Between fall 2017 and March 2020, I worked with David Rosenthal, among other coaches. The first time David and I ever spoke, I didn’t know how much work I needed to become proficient at medical narration. After reading scripts with him in a private lesson, he knew what I needed to do. For starters, I needed to take a 3-part group medical narration class. During the group class, I improved dramatically. After a year of various voiceover training classes, including private coaching with David, I was finally ready to record my demo! Everything I did over the past two and a half years helped – from improv class, to audiobook narration class to support and input from my accountability buddies.

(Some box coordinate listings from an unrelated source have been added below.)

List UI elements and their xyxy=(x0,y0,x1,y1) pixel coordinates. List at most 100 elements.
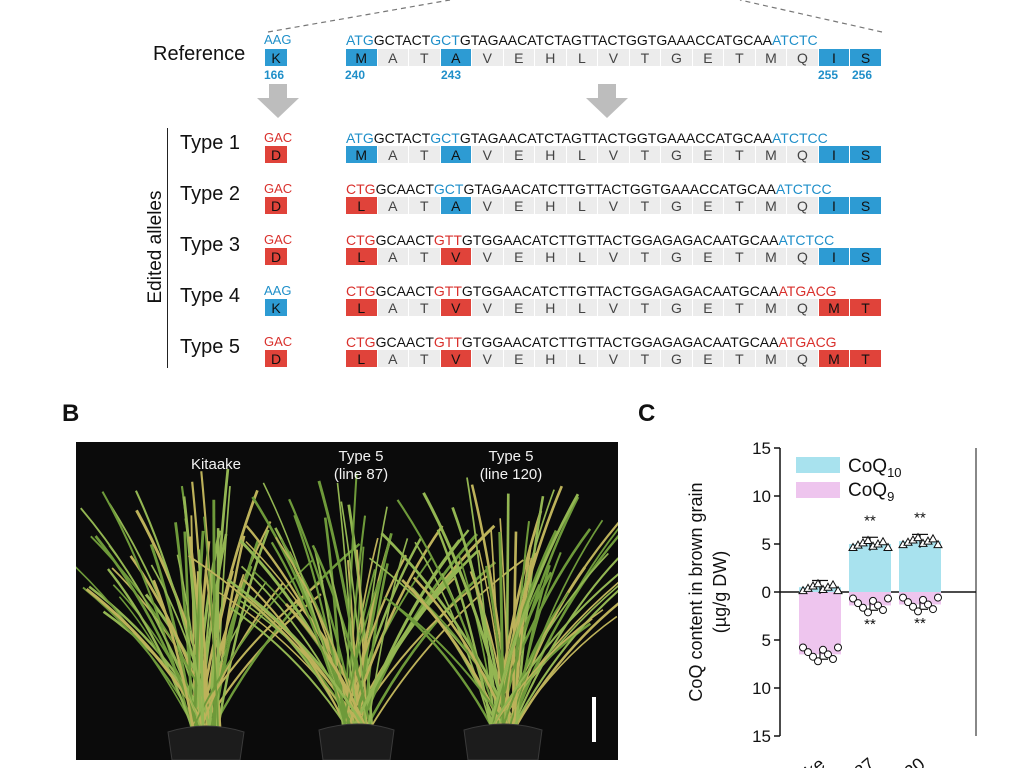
x-category-label: 87 xyxy=(850,754,878,768)
amino-acid-cell: M xyxy=(755,146,788,163)
amino-acid-cell: V xyxy=(440,248,473,265)
amino-acid-cell: H xyxy=(535,197,567,214)
allele-sequence: CTGGCAACTGTTGTGGAACATCTTGTTACTGGAGAGACAA… xyxy=(346,283,837,299)
position-255: 255 xyxy=(818,68,839,82)
data-point-coq9 xyxy=(869,596,877,605)
rice-plants-photo: Kitaake Type 5 (line 87) Type 5 (line 12… xyxy=(76,442,618,760)
allele-sequence: CTGGCAACTGTTGTGGAACATCTTGTTACTGGAGAGACAA… xyxy=(346,232,835,248)
amino-acid-cell: T xyxy=(409,248,441,265)
amino-acid-cell: T xyxy=(409,49,441,66)
rice-leaf xyxy=(355,532,393,728)
allele-codon: AAG xyxy=(264,283,292,298)
data-point-coq9 xyxy=(914,607,922,616)
amino-acid-cell: T xyxy=(629,49,662,66)
data-point-coq9 xyxy=(829,655,837,664)
amino-acid-cell: T xyxy=(850,299,882,316)
amino-acid-cell: I xyxy=(818,248,851,265)
allele-codon: GAC xyxy=(264,232,293,247)
amino-acid-cell: A xyxy=(377,350,410,367)
amino-acid-cell: V xyxy=(598,299,630,316)
amino-acid-cell: T xyxy=(629,197,662,214)
edited-alleles-label: Edited alleles xyxy=(145,190,166,304)
amino-acid-cell: L xyxy=(566,248,599,265)
allele-codon: GAC xyxy=(264,181,293,196)
legend-swatch-coq10 xyxy=(796,457,840,473)
amino-acid-cell: V xyxy=(598,49,630,66)
allele-aa: K xyxy=(265,299,287,316)
data-point-coq9 xyxy=(874,601,882,610)
amino-acid-cell: M xyxy=(346,146,378,163)
panel-c-letter: C xyxy=(638,400,656,427)
rice-leaf xyxy=(313,548,345,728)
amino-acid-cell: I xyxy=(818,197,851,214)
data-point-coq10 xyxy=(828,579,838,589)
amino-acid-cell: T xyxy=(724,146,756,163)
data-point-coq9 xyxy=(909,602,917,611)
allele-type-label: Type 1 xyxy=(180,132,241,154)
amino-acid-cell: L xyxy=(566,350,599,367)
allele-sequence: CTGGCAACTGTTGTGGAACATCTTGTTACTGGAGAGACAA… xyxy=(346,334,837,350)
amino-acid-cell: I xyxy=(818,49,851,66)
amino-acid-cell: H xyxy=(535,248,567,265)
amino-acid-cell: V xyxy=(440,350,473,367)
rice-leaf xyxy=(203,516,219,728)
amino-acid-cell: M xyxy=(755,49,788,66)
data-point-coq9 xyxy=(919,595,927,604)
rice-leaf xyxy=(242,579,348,728)
amino-acid-cell: T xyxy=(629,350,662,367)
amino-acid-cell: E xyxy=(692,248,725,265)
amino-acid-cell: M xyxy=(346,49,378,66)
rice-leaf xyxy=(512,589,618,728)
allele-type-label: Type 4 xyxy=(180,285,241,307)
amino-acid-cell: M xyxy=(755,248,788,265)
rice-leaf xyxy=(511,545,532,728)
amino-acid-cell: H xyxy=(535,146,567,163)
allele-aa: D xyxy=(265,197,287,214)
y-axis-label: (µg/g DW) xyxy=(710,551,730,633)
data-point-coq9 xyxy=(824,650,832,659)
amino-acid-cell: A xyxy=(440,146,473,163)
rice-leaf xyxy=(367,538,409,728)
position-243: 243 xyxy=(441,68,462,82)
rice-leaf xyxy=(513,615,618,728)
amino-acid-cell: Q xyxy=(787,49,819,66)
amino-acid-cell: E xyxy=(692,197,725,214)
amino-acid-cell: L xyxy=(566,299,599,316)
amino-acid-cell: M xyxy=(755,197,788,214)
amino-acid-cell: E xyxy=(692,146,725,163)
reference-sequence: ATGGCTACTGCTGTAGAACATCTAGTTACTGGTGAAACCA… xyxy=(346,32,818,48)
allele-sequence: ATGGCTACTGCTGTAGAACATCTAGTTACTGGTGAAACCA… xyxy=(346,130,828,146)
amino-acid-cell: T xyxy=(409,197,441,214)
rice-leaf xyxy=(228,606,348,728)
rice-leaf xyxy=(197,549,205,728)
rice-leaf xyxy=(108,544,202,728)
allele-type-label: Type 3 xyxy=(180,234,241,256)
data-point-coq10 xyxy=(863,535,873,545)
data-point-coq9 xyxy=(859,603,867,612)
rice-leaf xyxy=(270,541,347,728)
data-point-coq9 xyxy=(814,657,822,666)
amino-acid-cell: M xyxy=(818,299,851,316)
data-point-coq10 xyxy=(878,536,888,546)
rice-leaf xyxy=(412,576,510,728)
position-240: 240 xyxy=(345,68,366,82)
photo-label-line87: Type 5 (line 87) xyxy=(333,448,389,483)
amino-acid-cell: V xyxy=(472,49,504,66)
amino-acid-cell: T xyxy=(409,350,441,367)
amino-acid-cell: V xyxy=(472,197,504,214)
amino-acid-cell: A xyxy=(377,49,410,66)
amino-acid-cell: G xyxy=(661,248,693,265)
amino-acid-cell: V xyxy=(598,350,630,367)
rice-leaf xyxy=(508,519,604,728)
amino-acid-cell: Q xyxy=(787,248,819,265)
amino-acid-cell: T xyxy=(724,49,756,66)
amino-acid-cell: A xyxy=(377,146,410,163)
rice-leaf xyxy=(135,509,219,728)
data-point-coq9 xyxy=(929,605,937,614)
amino-acid-cell: E xyxy=(503,248,536,265)
data-point-coq10 xyxy=(928,533,938,543)
rice-leaf xyxy=(491,573,618,728)
amino-acid-cell: E xyxy=(503,350,536,367)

This is all going to seem very serendipitous, but in a round-about way, Mark kicked off my voiceover career, and I am very pleased to say that he recorded my medical narration demo in his studio on March 11, 2020. The demo is in post-production through David Rosenthal right now, and I hope to have it by the end of the March 2020.

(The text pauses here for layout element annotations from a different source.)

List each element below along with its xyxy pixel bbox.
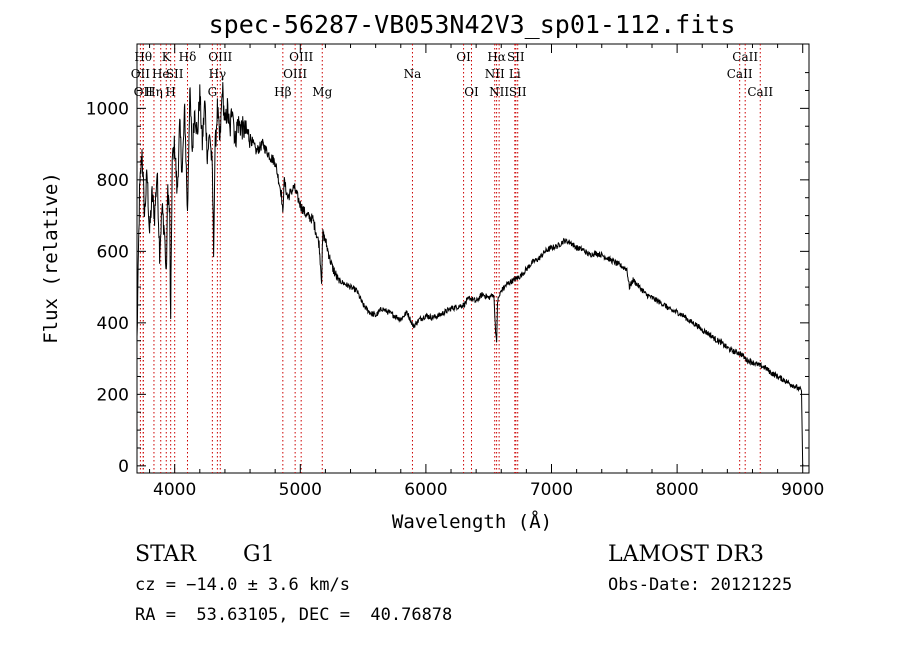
line-label-11: OIII bbox=[208, 50, 232, 64]
line-label-6: H bbox=[165, 85, 175, 99]
survey-name: LAMOST DR3 bbox=[608, 542, 764, 567]
line-label-8: Hδ bbox=[179, 50, 197, 64]
x-tick-label-4: 8000 bbox=[655, 480, 698, 500]
spectral-line-markers bbox=[139, 44, 761, 473]
line-label-22: Li bbox=[509, 67, 521, 81]
line-label-5: K bbox=[162, 50, 172, 64]
y-tick-label-5: 1000 bbox=[86, 99, 129, 119]
line-label-27: CaII bbox=[747, 85, 773, 99]
coordinates: RA = 53.63105, DEC = 40.76878 bbox=[135, 605, 452, 625]
line-label-10: Hγ bbox=[209, 67, 227, 81]
line-label-24: SII bbox=[509, 85, 527, 99]
line-label-14: OIII bbox=[289, 50, 313, 64]
line-label-16: Na bbox=[404, 67, 422, 81]
x-tick-label-3: 7000 bbox=[530, 480, 573, 500]
line-label-4: He bbox=[152, 67, 170, 81]
line-label-21: NII bbox=[489, 85, 509, 99]
y-tick-label-3: 600 bbox=[97, 242, 129, 262]
x-tick-label-5: 9000 bbox=[781, 480, 824, 500]
y-tick-label-2: 400 bbox=[97, 314, 129, 334]
spectrum-line bbox=[136, 82, 804, 466]
line-label-3: Hη bbox=[145, 85, 163, 99]
x-tick-label-2: 6000 bbox=[404, 480, 447, 500]
line-label-9: G bbox=[208, 85, 218, 99]
line-label-7: SII bbox=[166, 67, 184, 81]
line-label-2: OII bbox=[134, 85, 154, 99]
x-tick-label-1: 5000 bbox=[279, 480, 322, 500]
line-label-0: Hθ bbox=[134, 50, 152, 64]
spectral-line-labels: HθOIIOIIHηHeKHSIIHδGHγOIIIHβOIIIOIIIMgNa… bbox=[131, 50, 774, 99]
y-axis-ticks: 0 200 400 600 800 1000 bbox=[86, 72, 809, 477]
line-label-1: OII bbox=[131, 67, 151, 81]
line-label-12: Hβ bbox=[274, 85, 291, 99]
y-tick-label-4: 800 bbox=[97, 171, 129, 191]
y-tick-label-0: 0 bbox=[118, 457, 129, 477]
plot-frame bbox=[136, 43, 810, 474]
x-tick-label-0: 4000 bbox=[153, 480, 196, 500]
line-label-23: SII bbox=[507, 50, 525, 64]
y-axis-label: Flux (relative) bbox=[40, 172, 62, 344]
redshift-cz: cz = −14.0 ± 3.6 km/s bbox=[135, 575, 350, 595]
x-axis-ticks: 4000 5000 6000 7000 8000 9000 bbox=[149, 44, 824, 500]
obs-date: Obs-Date: 20121225 bbox=[608, 575, 792, 595]
line-label-25: CaII bbox=[727, 67, 753, 81]
line-label-26: CaII bbox=[732, 50, 758, 64]
x-axis-label: Wavelength (Å) bbox=[392, 510, 552, 533]
chart-title: spec-56287-VB053N42V3_sp01-112.fits bbox=[209, 10, 736, 39]
y-tick-label-1: 200 bbox=[97, 385, 129, 405]
object-class: STAR bbox=[135, 542, 197, 567]
line-label-20: Hα bbox=[487, 50, 506, 64]
line-label-18: OI bbox=[464, 85, 479, 99]
line-label-15: Mg bbox=[312, 85, 332, 99]
line-label-19: NII bbox=[485, 67, 505, 81]
line-label-13: OIII bbox=[283, 67, 307, 81]
object-subclass: G1 bbox=[243, 542, 275, 567]
line-label-17: OI bbox=[456, 50, 471, 64]
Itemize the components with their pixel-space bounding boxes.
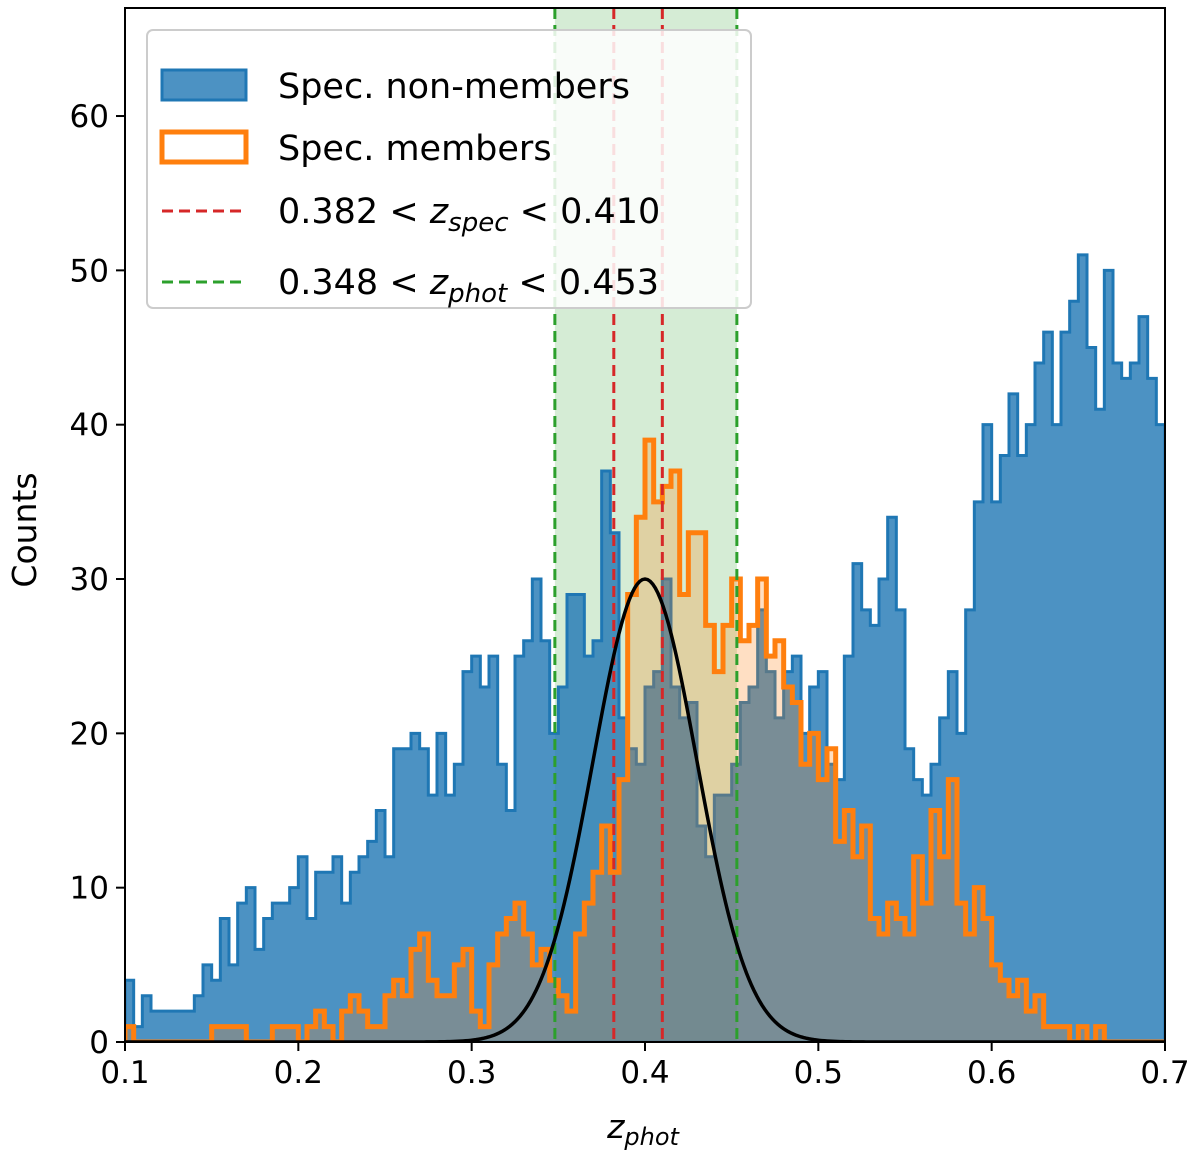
legend-label-sub: phot (447, 279, 508, 309)
y-tick-label: 30 (70, 562, 109, 598)
legend: Spec. non-members Spec. members 0.382 < zs… (146, 29, 752, 309)
gaussian-fit-line (125, 577, 1165, 1042)
legend-label-pre: 0.382 < (278, 192, 430, 232)
x-axis-label: zphot (606, 1107, 680, 1151)
legend-label: 0.348 < zphot < 0.453 (278, 263, 659, 309)
legend-label: Spec. non-members (278, 67, 630, 107)
x-tick-label: 0.2 (274, 1055, 323, 1091)
x-tick-label: 0.6 (967, 1055, 1016, 1091)
y-tick-label: 60 (70, 99, 109, 135)
y-tick-label: 20 (70, 716, 109, 752)
y-tick-label: 0 (89, 1025, 109, 1061)
legend-label-var: z (429, 192, 449, 232)
y-axis-label: Counts (5, 472, 44, 587)
x-tick-label: 0.7 (1140, 1055, 1189, 1091)
legend-label-post: < 0.410 (509, 192, 661, 232)
y-tick-label: 50 (70, 253, 109, 289)
x-tick-label: 0.3 (447, 1055, 496, 1091)
legend-swatch-members (159, 129, 249, 165)
legend-label-sub: spec (448, 208, 508, 238)
x-axis-label-sub: phot (623, 1123, 680, 1151)
axes: 0.1 0.2 0.3 0.4 0.5 0.6 0.7 0 10 20 30 40 50 60 (70, 7, 1190, 1091)
legend-label: Spec. members (278, 129, 552, 169)
legend-label-post: < 0.453 (507, 263, 659, 303)
y-tick-label: 40 (70, 408, 109, 444)
member-histogram-fill (125, 440, 1165, 1042)
legend-label-pre: 0.348 < (278, 263, 430, 303)
x-tick-label: 0.1 (100, 1055, 149, 1091)
legend-label-var: z (429, 263, 449, 303)
y-tick-label: 10 (70, 871, 109, 907)
x-tick-label: 0.5 (794, 1055, 843, 1091)
x-tick-label: 0.4 (620, 1055, 669, 1091)
legend-box (146, 29, 752, 309)
x-axis-label-var: z (606, 1107, 625, 1146)
legend-label: 0.382 < zspec < 0.410 (278, 192, 660, 238)
legend-swatch-nonmembers (160, 68, 248, 102)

As a surprise bonus, Mark offered to include my demo on the “samples” page of Level 2 Audio’s website, which features professional voice talents the studio recommends. I am flattered, and I’m looking forward to sharing the demo with Level 2 Audio soon.

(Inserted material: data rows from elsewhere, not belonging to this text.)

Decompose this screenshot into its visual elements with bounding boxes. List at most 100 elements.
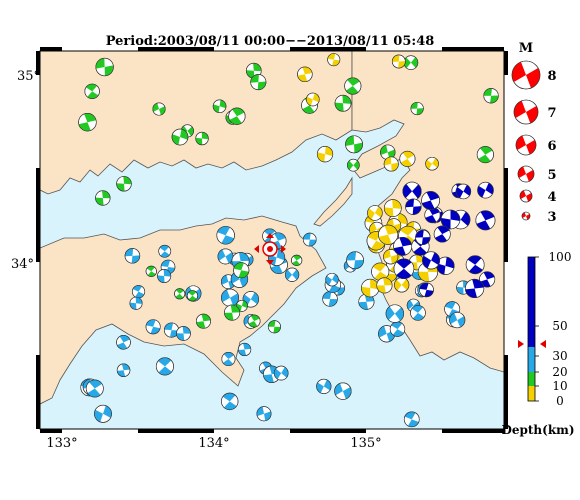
- depth-tick-label: 30: [552, 349, 567, 363]
- quake-marker: [322, 291, 338, 307]
- quake-marker: [145, 319, 161, 335]
- quake-marker: [224, 304, 241, 321]
- lat-label-34: 34°: [11, 257, 34, 272]
- quake-marker: [186, 290, 198, 302]
- quake-marker: [376, 277, 393, 294]
- land-shikoku: [40, 215, 327, 405]
- quake-marker: [436, 256, 455, 275]
- quake-marker: [334, 382, 352, 400]
- lat-label-35: 35°: [17, 69, 40, 84]
- quake-marker: [421, 191, 440, 210]
- depth-tick-label: 0: [556, 394, 564, 408]
- depth-tick-label: 50: [552, 319, 567, 333]
- quake-marker: [361, 278, 380, 298]
- magnitude-legend-ball: [521, 211, 531, 221]
- quake-marker: [302, 232, 317, 247]
- quake-marker: [383, 249, 399, 265]
- quake-marker: [217, 248, 234, 265]
- lon-label-135: 135°: [350, 436, 381, 451]
- quake-marker: [476, 146, 494, 164]
- quake-marker: [155, 357, 174, 376]
- quake-marker: [433, 225, 451, 243]
- quake-marker: [367, 205, 383, 221]
- quake-marker: [171, 128, 189, 146]
- quake-marker: [325, 272, 339, 287]
- quake-markers: [78, 53, 499, 428]
- quake-marker: [391, 54, 406, 69]
- magnitude-legend-label: 5: [547, 168, 556, 183]
- quake-marker: [221, 352, 236, 367]
- land-chugoku: [40, 51, 353, 195]
- quake-marker: [422, 251, 441, 270]
- quake-marker: [455, 183, 472, 200]
- quake-marker: [403, 411, 420, 428]
- magnitude-legend-ball: [513, 99, 539, 125]
- quake-marker: [84, 83, 100, 99]
- quake-marker: [250, 74, 267, 91]
- quake-marker: [195, 131, 209, 146]
- red-crosshair-icon: [254, 233, 286, 265]
- magnitude-legend-header: M: [519, 41, 533, 56]
- quake-marker: [94, 404, 112, 423]
- quake-marker: [297, 66, 313, 83]
- quake-marker: [389, 321, 406, 337]
- depth-pointer-icon: [540, 340, 546, 348]
- quake-marker: [228, 107, 246, 125]
- quake-marker: [176, 326, 191, 341]
- quake-marker: [174, 288, 186, 300]
- quake-marker: [483, 88, 499, 104]
- magnitude-legend-ball: [515, 134, 537, 156]
- magnitude-legend-label: 3: [547, 210, 556, 225]
- quake-marker: [347, 158, 360, 172]
- quake-marker: [256, 406, 272, 422]
- quake-marker: [419, 282, 434, 298]
- quake-marker: [284, 267, 300, 282]
- quake-marker: [383, 156, 399, 172]
- quake-marker: [158, 244, 172, 258]
- quake-marker: [405, 198, 422, 215]
- depth-pointer-icon: [518, 340, 524, 348]
- quake-marker: [221, 288, 239, 307]
- quake-marker: [402, 181, 422, 201]
- quake-marker: [383, 199, 402, 217]
- land-awaji: [313, 176, 353, 227]
- depth-tick-label: 10: [552, 379, 567, 393]
- quake-marker: [78, 113, 97, 132]
- quake-marker: [152, 102, 166, 116]
- quake-marker: [95, 190, 111, 206]
- quake-marker: [116, 363, 131, 377]
- quake-marker: [440, 209, 461, 230]
- magnitude-legend-label: 4: [547, 190, 556, 205]
- quake-marker: [85, 379, 104, 398]
- quake-marker: [393, 236, 413, 256]
- quake-marker: [378, 224, 399, 245]
- quake-marker: [316, 146, 334, 163]
- magnitude-legend-label: 6: [547, 139, 556, 154]
- map-frame: [36, 47, 508, 433]
- quake-marker: [145, 265, 157, 277]
- quake-marker: [116, 176, 132, 192]
- quake-marker: [316, 378, 332, 394]
- magnitude-legend-label: 8: [547, 69, 556, 84]
- magnitude-legend: 8 7 6 5 4 3: [511, 60, 557, 225]
- map-title: Period:2003/08/11 00:00−−2013/08/11 05:4…: [106, 34, 435, 49]
- quake-marker: [399, 150, 416, 167]
- depth-tick-label: 100: [549, 250, 572, 264]
- quake-marker: [410, 101, 424, 116]
- quake-marker: [449, 312, 466, 329]
- magnitude-legend-ball: [511, 60, 541, 90]
- quake-marker: [216, 226, 235, 245]
- quake-marker: [345, 135, 363, 154]
- quake-marker: [394, 277, 410, 293]
- lon-label-134: 134°: [198, 436, 229, 451]
- quake-marker: [346, 251, 364, 270]
- quake-marker: [479, 271, 496, 288]
- quake-marker: [238, 342, 252, 357]
- quake-marker: [410, 305, 426, 321]
- quake-marker: [393, 258, 415, 280]
- quake-marker: [212, 99, 227, 114]
- quake-marker: [415, 229, 431, 245]
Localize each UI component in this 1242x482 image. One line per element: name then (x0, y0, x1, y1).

Something in my life came full-circle on March 11, and it felt good!!
As I have been working my way through audiobook narration classes with Sean Pratt, I have been recording and uploading my demos to ACX.com, which is a matchmaking site that connects authors and narrators who want to record audiobooks to sell on Audible, which is Amazon’s audiobook seller. My goal is six demos on the site, and I have 3 now. Half way there!
The last milestone I want to share is that I joined a Toastmasters Club in January 2020. After 3 months of being a guest, I finally joined. I love my club! Toastmasters is a non-profit educational organization that teaches public speaking and leadership skills through a worldwide network of clubs. My club is called Westgate Toastmasters Club 3159, and we meet in Toledo, OH.
Why would I want to join, and why is this a mile stone? I wanted to join to become a more confident speaker, communicator, and leader. It’s a milestone because I’m at the beginning of a journey to gaining even more skills that will help me in my voiceover career and in life. A journey begins with a single step!
October 18, 2019, was my first meeting. The Table Topics Master was Joe, and the theme was “celebrating grandparents.”
I didn’t know anything about Toastmasters meetings, and I got called to the front of the room to share a 1-2 minute story about my grandparents. I told a story about the small town where I was raised and the Grandma who wrote me many letters when I left for college, got married, and started a family. I saved her letters, and when she was on her deathbed, I read the letters to her. She had Alzheimer’s Disease. Her memory had faded, but on her last day, I sensed she knew who I was and enjoyed hearing me read those letters to her.
Little did I know that the “table topics” part of the meeting was a contest, and I won The Best Table Topics ribbon for my story. That meant more to me than I can say.
I need to give credit where credit is due though. I had just read the book Storyworthy by Matthew Dicks the week before my first Toastmasters meeting. I used what he taught me about storytelling to win the ribbon. (The secret is out!)
I was so excited about winning the ribbon at Toastmasters that I Tweeted about it. I’m not a big Twitter user, but I saw an opportunity to thank the author for the lessons I learned and give Mike, who invited me in the first place, a shout out. I’m glad I put the message out there. The author of Storyworthy – Matthew Dicks – congratulated me in return!
At each Toastmasters meeting, I learn even more lessons about storytelling and speech craft by hearing members speak. I’m excited to be a new member, learn, and grow.